トヨタ自動車は、「人とくるまのテクノロジー展2014」において、次世代デバイスとして注目されるSiC(シリコンカーバイド)パワー半導体の開発成果を披露した。
トヨタ自動車は、「人とくるまのテクノロジー展2014」(2014年5月21〜23日、パシフィコ横浜)において、次世代デバイスとして注目されるSiC(シリコンカーバイド)パワー半導体の開発成果を披露した。
同社は同年5月20日、ハイブリッド車などのパワーコントロールユニット(PCU)の電力変換効率を向上できるSiCパワー半導体を発表している(関連記事:トヨタのハイブリッド車が燃費を10%向上、次世代パワー半導体の採用で)。
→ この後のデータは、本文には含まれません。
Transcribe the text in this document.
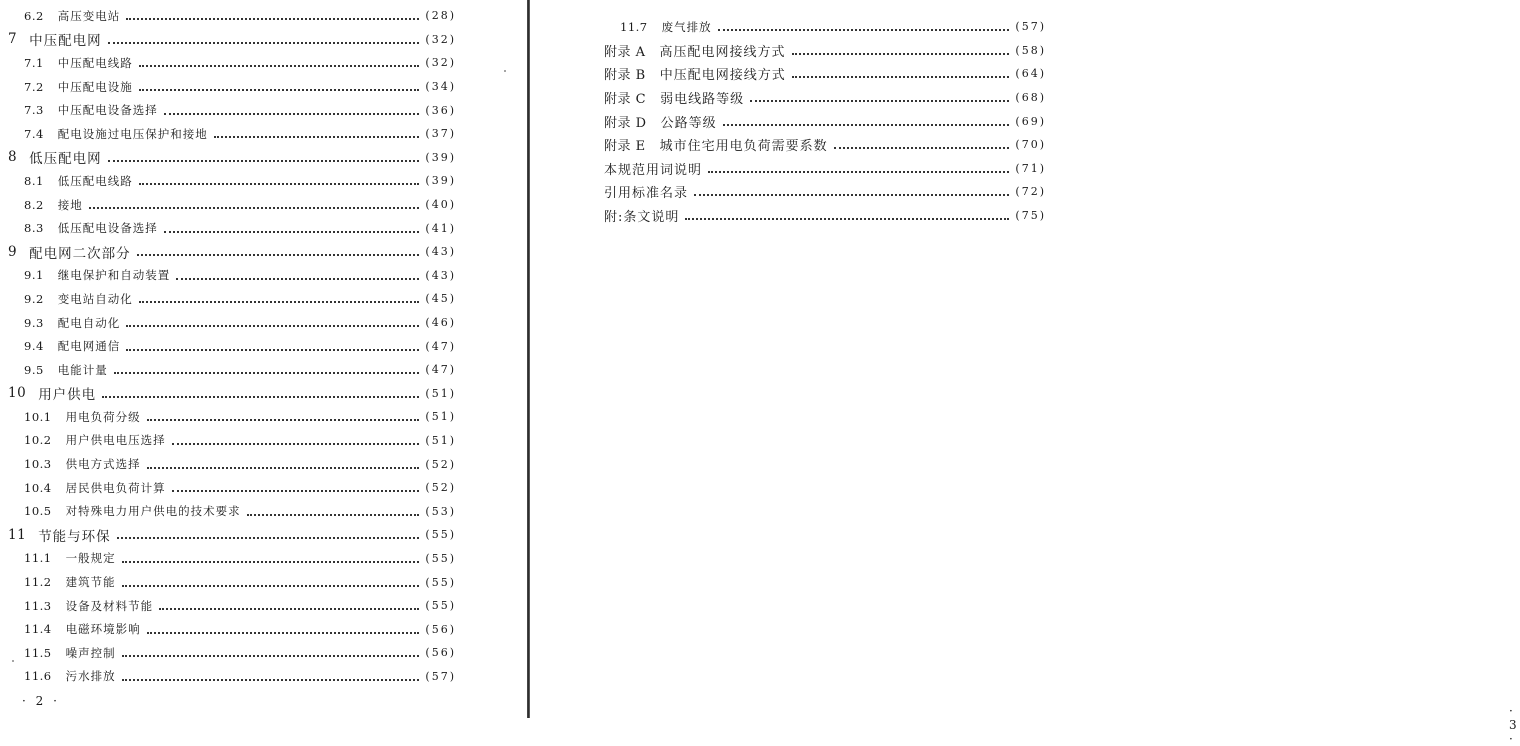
6.2 高压变电站	(28)
7 中压配电网	(32)
7.1 中压配电线路	(32)
7.2 中压配电设施	(34)
7.3 中压配电设备选择	(36)
7.4 配电设施过电压保护和接地	(37)
8 低压配电网	(39)
8.1 低压配电线路	(39)
8.2 接地	(40)
8.3 低压配电设备选择	(41)
9 配电网二次部分	(43)
9.1 继电保护和自动装置	(43)
9.2 变电站自动化	(45)
9.3 配电自动化	(46)
9.4 配电网通信	(47)
9.5 电能计量	(47)
10 用户供电	(51)
10.1 用电负荷分级	(51)
10.2 用户供电电压选择	(51)
10.3 供电方式选择	(52)
10.4 居民供电负荷计算	(52)
10.5 对特殊电力用户供电的技术要求	(53)
11 节能与环保	(55)
11.1 一般规定	(55)
11.2 建筑节能	(55)
11.3 设备及材料节能	(55)
11.4 电磁环境影响	(56)
11.5 噪声控制	(56)
11.6 污水排放	(57)
· 2 ·
11.7 废气排放	(57)
附录 A 高压配电网接线方式	(58)
附录 B 中压配电网接线方式	(64)
附录 C 弱电线路等级	(68)
附录 D 公路等级	(69)
附录 E 城市住宅用电负荷需要系数	(70)
本规范用词说明	(71)
引用标准名录	(72)
附:条文说明	(75)
· 3 ·
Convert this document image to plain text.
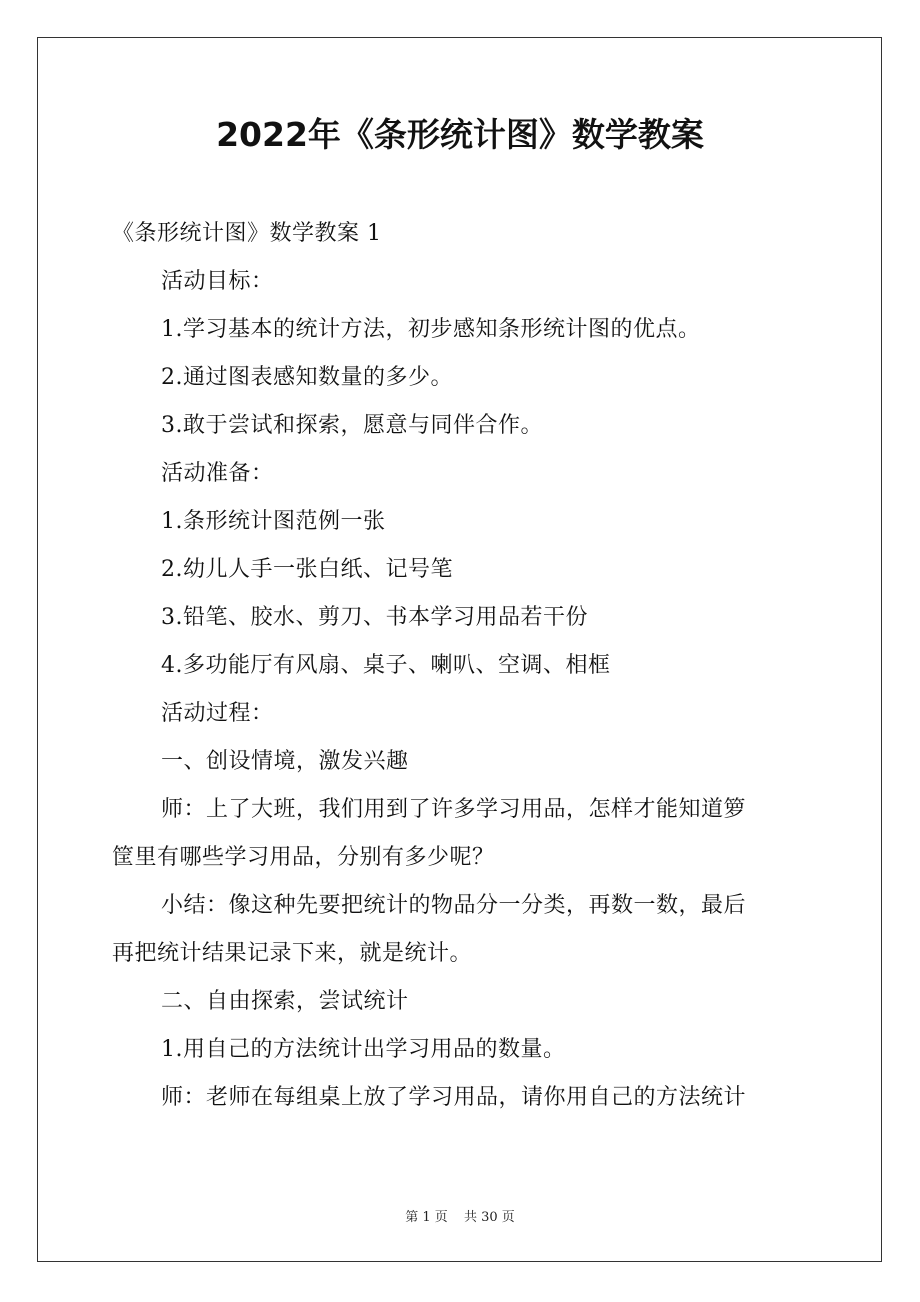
2022年《条形统计图》数学教案
《条形统计图》数学教案 1
活动目标：
1.学习基本的统计方法，初步感知条形统计图的优点。
2.通过图表感知数量的多少。
3.敢于尝试和探索，愿意与同伴合作。
活动准备：
1.条形统计图范例一张
2.幼儿人手一张白纸、记号笔
3.铅笔、胶水、剪刀、书本学习用品若干份
4.多功能厅有风扇、桌子、喇叭、空调、相框
活动过程：
一、创设情境，激发兴趣
师：上了大班，我们用到了许多学习用品，怎样才能知道箩
筐里有哪些学习用品，分别有多少呢？
小结：像这种先要把统计的物品分一分类，再数一数，最后
再把统计结果记录下来，就是统计。
二、自由探索，尝试统计
1.用自己的方法统计出学习用品的数量。
师：老师在每组桌上放了学习用品，请你用自己的方法统计
第 1 页 共 30 页
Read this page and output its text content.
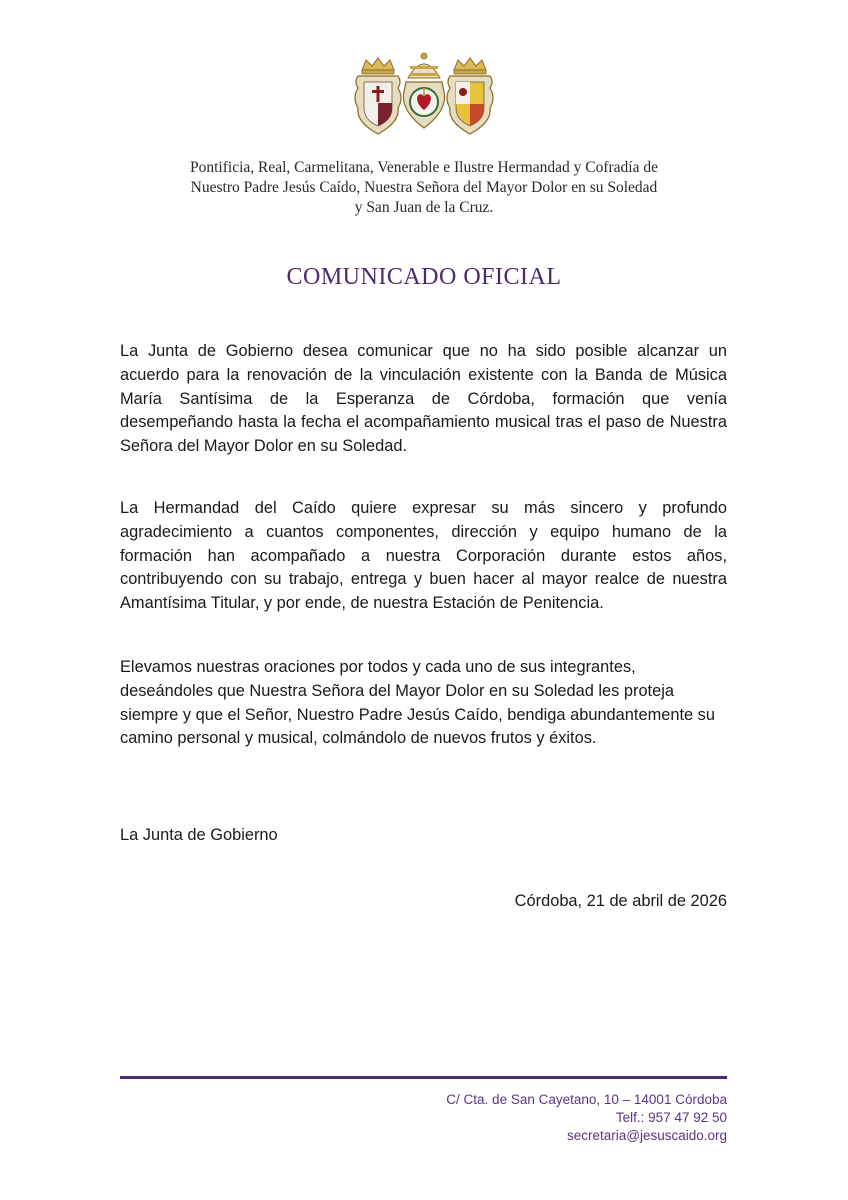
Pontificia, Real, Carmelitana, Venerable e Ilustre Hermandad y Cofradía de
Nuestro Padre Jesús Caído, Nuestra Señora del Mayor Dolor en su Soledad
y San Juan de la Cruz.
COMUNICADO OFICIAL

La Junta de Gobierno desea comunicar que no ha sido posible alcanzar un acuerdo para la renovación de la vinculación existente con la Banda de Música María Santísima de la Esperanza de Córdoba, formación que venía desempeñando hasta la fecha el acompañamiento musical tras el paso de Nuestra Señora del Mayor Dolor en su Soledad.

La Hermandad del Caído quiere expresar su más sincero y profundo agradecimiento a cuantos componentes, dirección y equipo humano de la formación han acompañado a nuestra Corporación durante estos años, contribuyendo con su trabajo, entrega y buen hacer al mayor realce de nuestra Amantísima Titular, y por ende, de nuestra Estación de Penitencia.

Elevamos nuestras oraciones por todos y cada uno de sus integrantes, deseándoles que Nuestra Señora del Mayor Dolor en su Soledad les proteja siempre y que el Señor, Nuestro Padre Jesús Caído, bendiga abundantemente su camino personal y musical, colmándolo de nuevos frutos y éxitos.

La Junta de Gobierno
Córdoba, 21 de abril de 2026
C/ Cta. de San Cayetano, 10 – 14001 Córdoba
Telf.: 957 47 92 50
secretaria@jesuscaido.org
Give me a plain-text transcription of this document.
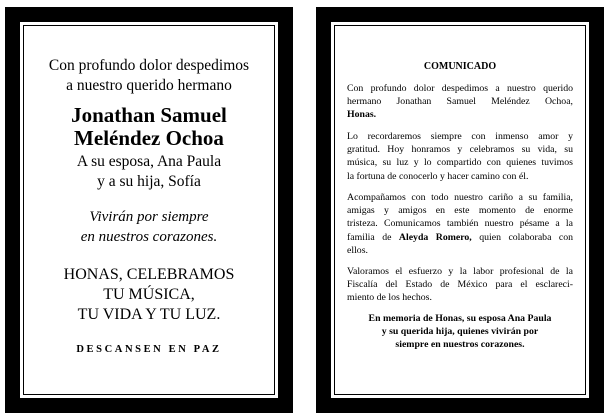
Con profundo dolor despedimos
a nuestro querido hermano
Jonathan Samuel
Meléndez Ochoa
A su esposa, Ana Paula
y a su hija, Sofía
Vivirán por siempre
en nuestros corazones.
HONAS, CELEBRAMOS
TU MÚSICA,
TU VIDA Y TU LUZ.
DESCANSEN EN PAZ
COMUNICADO
Con profundo dolor despedimos a nuestro querido
hermano Jonathan Samuel Meléndez Ochoa,
Honas.
Lo recordaremos siempre con inmenso amor y
gratitud. Hoy honramos y celebramos su vida, su
música, su luz y lo compartido con quienes tuvimos
la fortuna de conocerlo y hacer camino con él.
Acompañamos con todo nuestro cariño a su familia,
amigas y amigos en este momento de enorme
tristeza. Comunicamos también nuestro pésame a la
familia de Aleyda Romero, quien colaboraba con
ellos.
Valoramos el esfuerzo y la labor profesional de la
Fiscalía del Estado de México para el esclareci-
miento de los hechos.
En memoria de Honas, su esposa Ana Paula
y su querida hija, quienes vivirán por
siempre en nuestros corazones.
その際に挙げた最終的な開発目標は、ハイブリッド車の燃費を10%向上することと、PCUのサイズを5分の1にすることだった。
トヨタ自動車の言うPCUとは、走行用モーターや発電機を駆動するためのインバータと、二次電池パックの電圧を昇圧してインバータに送ったり、電装品に電力を供給するために降圧したりするためのDC-DCコンバータを一体化したユニットである。今回、Si(シリコン)半導体を用いる現行のPCUとして展示したのは、中型ハイブリッドセダン「カムリ」のものだ。その横にあるSiCパワー半導体を用いたPCUは、最終的な開発目標を達成した際にカムリのPCUと比べて体積が5分の1になった状態をイメージしたモックアップである。
同社の説明員は、「長年SiCパワー半導体の開発を続けてきた中で、ついに採用に向けた本格的な評価が始まることは大変うれしい。コストがSiパワー半導体より1桁高いという課題はあるが、かつて2桁以上高コストだった時代から考えれば大きく進歩しており、今後もコスト削減する余地はある。われわれとしては、2020年には何らかの形で量産車に採用してもらえるように開発を進めたいと考えている。その時点での燃費向上効果は、現時点で試作車で確認した5%と、最終的な開発目標である10%の間になるのではないか」と述べている。